Pauline caresse la vulve de Florentine délicatement.
— Elle a décidé quoi..?
— Après la fête de nos anniversaires, je ne serai plus diane...
— Tu seras quoi..?
— Je vais partir en Roumanie.
— Pourquoi la Roumanie..?
— Si j'ai appris la langue, ce n'est pas un hasard… Je dois y passer du temps... Probablement faire toutes mes études... Je ne sais pas encore... Mais, je pars bientôt...
— Non..!
Florentine se dresse.
Elle s'agite tant que le renard, surpris du mouvement, saute à terre.
Il file par la porte entrouverte.
— C'est quoi la fête de nos anniversaires..?
Pauline reprend les attouchements.
Florentine s'allonge de nouveau.
— Les orphelines ont toutes le même anniversaire… C'est pour simplifier, tu comprends... Pas que cela ait beaucoup d'importance... Sur un calendrier, c'est le quinze janvier… C'est aussi le jour quand le grand château ferme pour l'hiver... Il n'ouvrira alors qu'au printemps... Ce jour-là, beaucoup de filles changent de poste... Donc, tu sauras très bientôt ce que madame veut de toi... Je devine que tu ne vas pas rester fille d'écurie, trop longtemps... Mais, pas de craintes… Tu resteras au haras jusqu'à ta majorité.
— Dix-huit ans..?
— Non, vingt-et-un ans… Pour nous, c'est vingt-et-un... Madame considère que la jeunesse se termine à ce moment-là... Ensuite, nous sommes des femmes adultes... Nous quittons les Ormes Rouges... Madame aura confiance en nous, pour toujours… Nous sommes ses agents à la vie et à la mort... Nous lui sommes dévouées à cent pour cent...
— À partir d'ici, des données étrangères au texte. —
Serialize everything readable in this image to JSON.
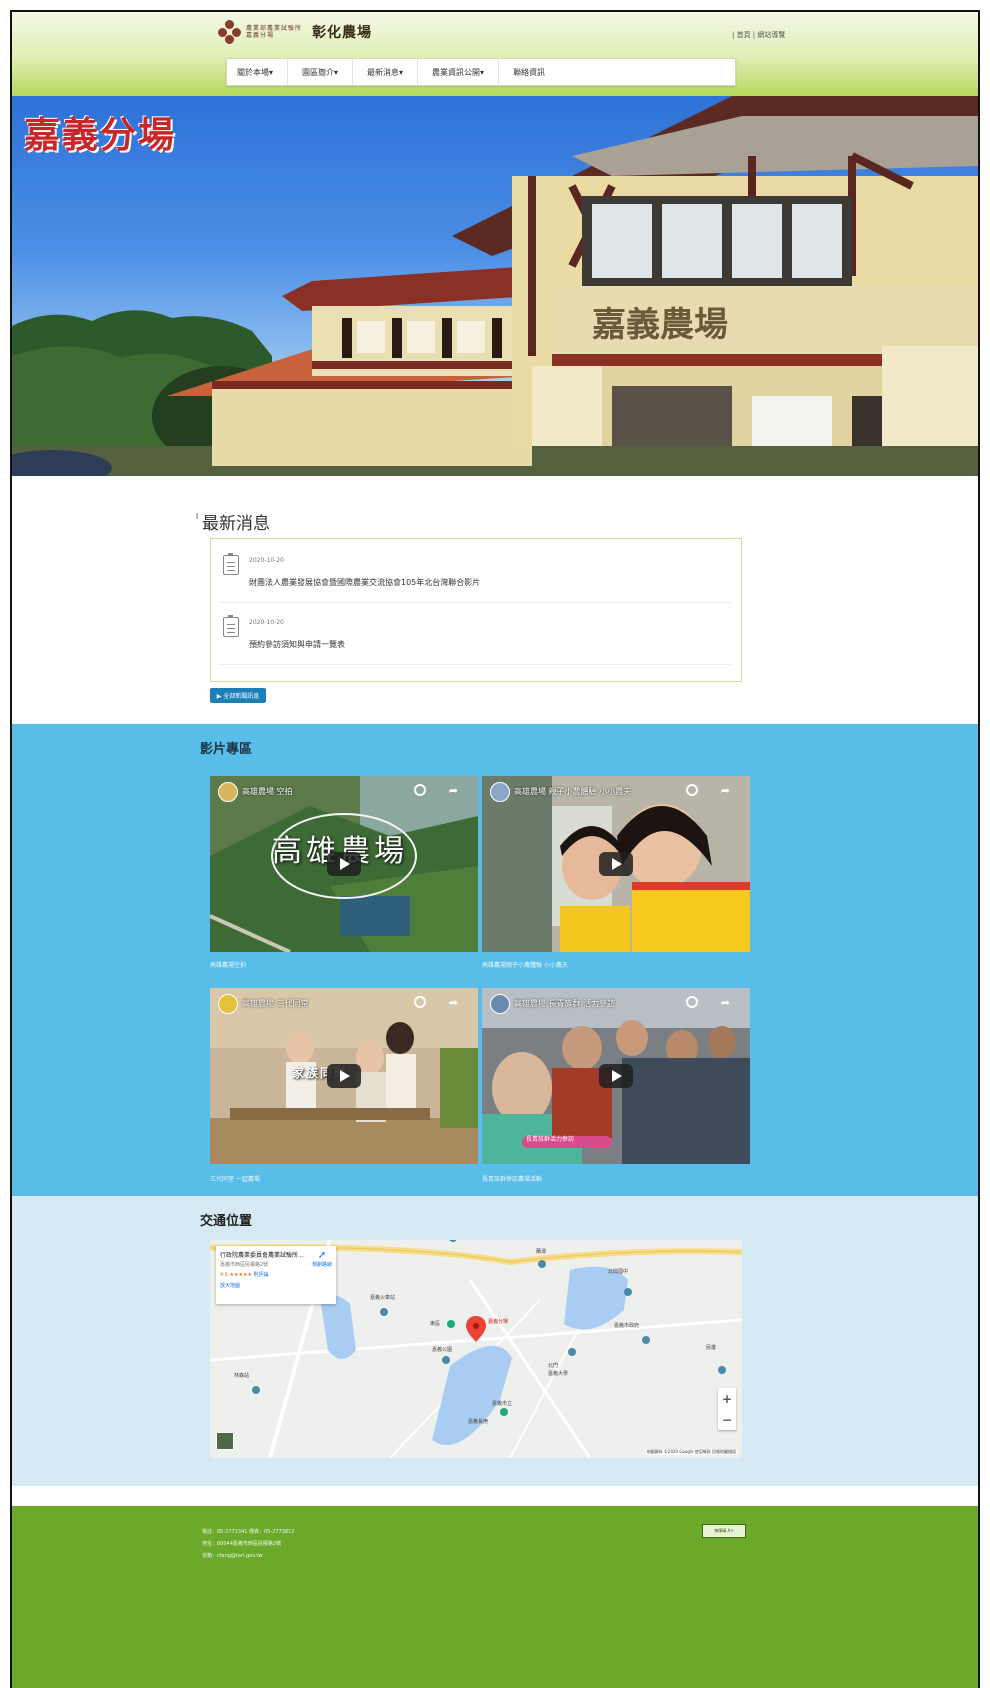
{
  "header": {
    "logo_subtitle": "農業部農業試驗所 嘉義分場",
    "logo_title": "彰化農場",
    "top_links": "| 首頁 | 網站導覽",
    "nav": [
      "關於本場▾",
      "園區簡介▾",
      "最新消息▾",
      "農業資訊公開▾",
      "聯絡資訊"
    ]
  },
  "hero": {
    "title": "嘉義分場"
  },
  "news": {
    "heading": "最新消息",
    "items": [
      {
        "date": "2020-10-20",
        "text": "財團法人農業發展協會暨國際農業交流協會105年北台灣聯合影片"
      },
      {
        "date": "2020-10-20",
        "text": "預約參訪須知與申請一覽表"
      }
    ],
    "more_label": "▶ 全部新聞訊息"
  },
  "videos": {
    "heading": "影片專區",
    "items": [
      {
        "title": "高雄農場 空拍",
        "overlay": "高雄農場",
        "caption": "高雄農場空拍"
      },
      {
        "title": "高雄農場 親子小農體驗 小小農夫",
        "overlay": "",
        "caption": "高雄農場親子小農體驗 小小農夫"
      },
      {
        "title": "高雄農場 三代同堂",
        "overlay": "家族同樂",
        "caption": "三代同堂 一起農場"
      },
      {
        "title": "高雄農場 長青族群 活力參訪",
        "overlay": "長青族群活力參訪",
        "caption": "長青族群參訪農場活動"
      }
    ]
  },
  "map": {
    "heading": "交通位置",
    "card_title": "行政院農業委員會農業試驗所...",
    "card_address": "嘉義市西區民權路2號",
    "card_rating": "4.5 ★★★★★",
    "card_reviews": "則評論",
    "card_link": "放大地圖",
    "directions": "規劃路線",
    "pin_label": "嘉義分場",
    "zoom_in": "+",
    "zoom_out": "−",
    "attribution": "地圖資料 ©2020 Google 使用條款 回報地圖錯誤",
    "labels": [
      "蘭潭",
      "北興國中",
      "嘉義火車站",
      "東區",
      "嘉義公園",
      "嘉義市政府",
      "民雄",
      "北門",
      "嘉義大學",
      "林森站",
      "嘉義市立",
      "嘉義長庚"
    ]
  },
  "footer": {
    "lines": [
      "電話：05-2771341 傳真：05-2773812",
      "地址：60044嘉義市西區民權路2號",
      "信箱：cfang@tari.gov.tw"
    ],
    "badge": "無障礙 A+"
  },
  "colors": {
    "header_green": "#b6d85c",
    "video_blue": "#58bde8",
    "map_bg": "#d6eaf6",
    "footer_green": "#6aa92a",
    "link_blue": "#1d7fb8",
    "hero_title_red": "#c9262a"
  }
}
— Tu n'as pas envie de décider pour toi-même..? Avoir un mari… Des enfants...
— Très trop rigolote avec tes idées dépassées… Tu ne comprends pas que nous ne sommes pas comme les autres... Nous avons de grandes choses à faire... Pas question de perdre nos vies avec des mâles idiots... Et, certainement pas avec des mouflets sur les bras… Au contraire, je veux être maîtresse de moi-même... Faire tout ce qui me plaît..!
— Au profit de madame…
— C'est elle qui m'a créée, Florentine... Je lui dois la vie… Je lui dois mon éducation... Alors, je lui donne tout mon temps et toute mon énergie... Je lui obéis aveuglement... Oui, je suis sa propriété mais, dans mon esprit… Je reste moi-même... J'ai appris qu'elle était juste et sensée... Rien n'est laissé au hasard… Chacune de nous a une mission qui profitera au haras et à l'orphelinat... Et, au-delà du domaine… Qui profitera à toutes les femmes de la terre...
— Le but étant..?
— Imagine que la planète entière soit organisée comme les Ormes Rouges… Imagine la beauté naturelle que ce serait...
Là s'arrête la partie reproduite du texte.